The latter does bring specific challenges. After all, a bulk truck full of compound feed has other requirements than a streamlined Tesla. A question of weight and space: “If you want to drive electrically, you need batteries. They are heavy, so you can transport less weight. Besides, on our short tractors there is relatively little space for those batteries.” Furthermore, many trucks are equipped with a blower to get the product into the silo at the customer’s premises. All this requires so much energy and space that diesel is often the most logical option at present.
“But alternative fuels are definitely coming”, Remco says confidently. “Electricity, hydrogen; the question is which of the two is the first to ‘mature’, and therefore can actually be applied, because there are a number of things we have to take into account. As much as we would like to, switching completely tomorrow is just not possible.”
“Therefore, every time a truck is due for replacement, we check how mature the technology is at that time, and whether we can switch to an alternative drive. This includes looking at hybrid forms of propulsion as well as CNG (pressurised natural gas) and LNG (liquefied natural gas). The new trucks driving for us incorporate the latest technologies, making them more efficient and sustainable in use than their predecessors anyway."
A now serious alternative, according to Remco, are HVO fuels, made from waste vegetable oils and residual waste. These reduce emissions by up to 90%. "If conditions allow, we will do a pilot to see if it works for us in practice."
Making transport more sustainable is unfortunately not a matter of big steps. By taking small steps first and testing a lot, we can eventually take those big steps in sustainability. As an example of first small steps, Remco mentions some local initiatives in recent years: “We bought an LNG truck in Germany two years ago. It runs on liquefied natural gas and emits less CO2. And in the Netherlands we did tests with an electric blower on the trucks. That requires less space for a battery than an all-electric truck and is therefore feasible in terms of space; and you can also save considerably on fuel. But as with any pilot, we run into practical limitations that we can learn from. That's why these initiatives are not yet the norm.”
“We also try to make improvements in implementation”, Remco continues. “Increasing sustainability largely depends on our behaviour. We coach drivers to drive more economically, and we share knowledge about sustainable logistics with colleagues in all countries. In every country, logistics managers are very keen on these kinds of developments. Initiatives come from different sides.”

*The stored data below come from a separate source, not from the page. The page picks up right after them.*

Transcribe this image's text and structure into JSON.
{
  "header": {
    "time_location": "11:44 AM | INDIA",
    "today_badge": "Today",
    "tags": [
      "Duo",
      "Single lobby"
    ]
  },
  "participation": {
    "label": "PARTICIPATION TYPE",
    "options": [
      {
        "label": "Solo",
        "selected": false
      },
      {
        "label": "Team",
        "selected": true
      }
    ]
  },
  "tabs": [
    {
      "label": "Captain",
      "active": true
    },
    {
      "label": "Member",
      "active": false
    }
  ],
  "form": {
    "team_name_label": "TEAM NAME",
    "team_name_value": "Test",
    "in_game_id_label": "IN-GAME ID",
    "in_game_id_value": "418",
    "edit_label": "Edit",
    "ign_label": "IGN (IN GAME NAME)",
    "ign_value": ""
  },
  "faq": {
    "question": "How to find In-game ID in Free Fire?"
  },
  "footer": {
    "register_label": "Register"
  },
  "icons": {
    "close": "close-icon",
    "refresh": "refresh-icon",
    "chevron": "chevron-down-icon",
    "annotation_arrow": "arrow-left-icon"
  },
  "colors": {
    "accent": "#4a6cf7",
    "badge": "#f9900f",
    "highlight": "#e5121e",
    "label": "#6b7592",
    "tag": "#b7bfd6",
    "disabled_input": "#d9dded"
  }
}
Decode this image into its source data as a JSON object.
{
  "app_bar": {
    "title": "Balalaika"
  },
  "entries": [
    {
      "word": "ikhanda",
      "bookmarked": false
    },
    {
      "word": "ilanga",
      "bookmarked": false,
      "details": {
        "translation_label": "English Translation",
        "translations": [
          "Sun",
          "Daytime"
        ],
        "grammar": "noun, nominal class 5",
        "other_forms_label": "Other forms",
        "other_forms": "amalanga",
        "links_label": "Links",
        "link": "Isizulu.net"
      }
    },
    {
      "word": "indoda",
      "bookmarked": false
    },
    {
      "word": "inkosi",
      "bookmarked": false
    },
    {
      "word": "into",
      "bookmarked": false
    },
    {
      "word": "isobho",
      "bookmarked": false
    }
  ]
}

“Bernhard Kleyboldt, Logistics Manager in Germany, for example, is constantly looking at whether he can pick up incoming raw materials with trucks from our own fleet, after feed has been delivered with them. Fewer vehicles are then needed and the trucks that do run thus make fewer empty kilometres. In addition, an initiative was recently launched with lighter trailers, which again saves fuel. An additional advantage is that this allows us to load more feed, which reduces the total kilometres required. Initiatives like this are increasingly being created by sharing knowledge and experience. By taking a critical look at the state of the art with every initiative, we see what the next steps in sustainability are. We keep working on that, kilometre by kilometre.”